As an Android user I'd love to gloat, after all Apple have really had the upper edge on privacy so far, and their users have not been shy about telling us. Again and again.
However any pleasure would be as short lived as peeing your pants to keep warm in winter, because if Apple proceeds, Google is bound to follow.
A user monitoring system like this is just ripe for abuse of the most horrific kinds. It must die.
Google Photos runs PhotoDNA on all photos there, so it’s no different from Apple scanning photos destined for iCloud photos with similar tech. I guess the only pushback is that apple has decided to do it on-device (still only to photos going to iCloud Photos) instead of server-side, where they have to disable E2EE to do so?
> I guess the only pushback is that apple has decided to do it on-device.

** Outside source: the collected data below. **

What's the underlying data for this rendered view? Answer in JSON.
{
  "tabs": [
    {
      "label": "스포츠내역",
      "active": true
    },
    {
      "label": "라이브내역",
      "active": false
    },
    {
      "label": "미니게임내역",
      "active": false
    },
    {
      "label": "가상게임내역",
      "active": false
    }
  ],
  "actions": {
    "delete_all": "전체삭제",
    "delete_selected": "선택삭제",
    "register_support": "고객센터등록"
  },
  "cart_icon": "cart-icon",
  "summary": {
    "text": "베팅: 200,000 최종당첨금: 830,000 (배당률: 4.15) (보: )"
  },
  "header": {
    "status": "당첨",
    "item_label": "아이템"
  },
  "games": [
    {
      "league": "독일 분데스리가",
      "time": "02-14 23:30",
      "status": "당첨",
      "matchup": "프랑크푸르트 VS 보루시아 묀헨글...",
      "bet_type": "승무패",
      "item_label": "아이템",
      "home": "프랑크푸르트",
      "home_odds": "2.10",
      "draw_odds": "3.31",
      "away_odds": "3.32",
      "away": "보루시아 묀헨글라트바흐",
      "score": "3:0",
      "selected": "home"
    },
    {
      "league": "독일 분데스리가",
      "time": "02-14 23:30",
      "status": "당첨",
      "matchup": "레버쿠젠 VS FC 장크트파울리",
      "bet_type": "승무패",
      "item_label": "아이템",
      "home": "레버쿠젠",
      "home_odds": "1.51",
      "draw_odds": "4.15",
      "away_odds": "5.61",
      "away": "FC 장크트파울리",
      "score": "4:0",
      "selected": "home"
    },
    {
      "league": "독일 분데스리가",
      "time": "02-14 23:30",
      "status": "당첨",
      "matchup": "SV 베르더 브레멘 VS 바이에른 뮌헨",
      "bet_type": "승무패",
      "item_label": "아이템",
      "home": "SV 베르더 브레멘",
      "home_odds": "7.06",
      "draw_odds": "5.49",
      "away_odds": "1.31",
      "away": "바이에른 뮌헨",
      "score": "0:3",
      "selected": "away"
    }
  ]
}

This is exactly what my problem is. They are using my CPU, battery time and network bandwidth to do this when they should be using their own resources. I know I can turn off iCloud but I am paying for that and we already have an agreement in place.
Honestly, it's the only concrete thing to complain about. Every other complaint is based on a what-if, slippery slope concern.
Of course, as per usual, nobody agrees with me here on HN... but that's fine with me because they simply don't reply which lets me know that they don't have any good arguments against my PoV.
Consider it’s not very interesting to argue with someone who is set in their ways, and the lack of counter argument is a lack of interest, not a superiority of viewpoint.
Anyway I agree with you, and have been curious what the neural net hardware on the new iPhone will be used for. Turns out it’s for checking my photo library for child abuse, how futuristic!
> Consider it’s not very interesting to argue with someone who is set in their ways, and the lack of counter argument is a lack of interest, not a superiority of viewpoint.
I have yet to hear a good counter argument though. If I had heard one, I would have changed my mind. So, I don't think I'm set in my ways. (I actually change my mind often when presented with new evidence!)
I will always consider downvotes without argumentation to be a lazy way of disagreeing and the people who do that I think are set in their ways. Until I hear otherwise, I will continue to consider my argument as superior.
Does anyone really change their mind until they hear a counter to what they already think? I don't think so... I already argued with myself and came up with my opinion on this, so really - I need external arguments to change my mind just like everyone else.
Nah. Maybe that was one from today, but it certainly doesn't apply to the comments I've been referring to.
No, what I gather is that many people cannot change their minds when presented with good evidence. Here's one: They complain about "monocultures" as if they're always bad but when I point out that the Linux kernel created a monoculture and the world hasn't imploded, they have no come-back. So they do the only thing that they can do.
It's fine with me, I wear it as a badge of pride because I know I'm right whenever that happens.
Well, I mean if Gmail has already done this kind of scanning for years (as is reported) then you’d assume Google Photos probably already does too if you sync it to their cloud (as does iCloud on the server side). But yeah, client side is a whole different thing…
As an Android user I'd love to gloat, after all Apple have really had the upper edge on privacy so far, and their users have not been shy about telling us. Again and again.
However any pleasure would be as short lived as peeing your pants to keep warm in winter, because if Apple proceeds, Google is bound to follow.
A user monitoring system like this is just ripe for abuse of the most horrific kinds. It must die.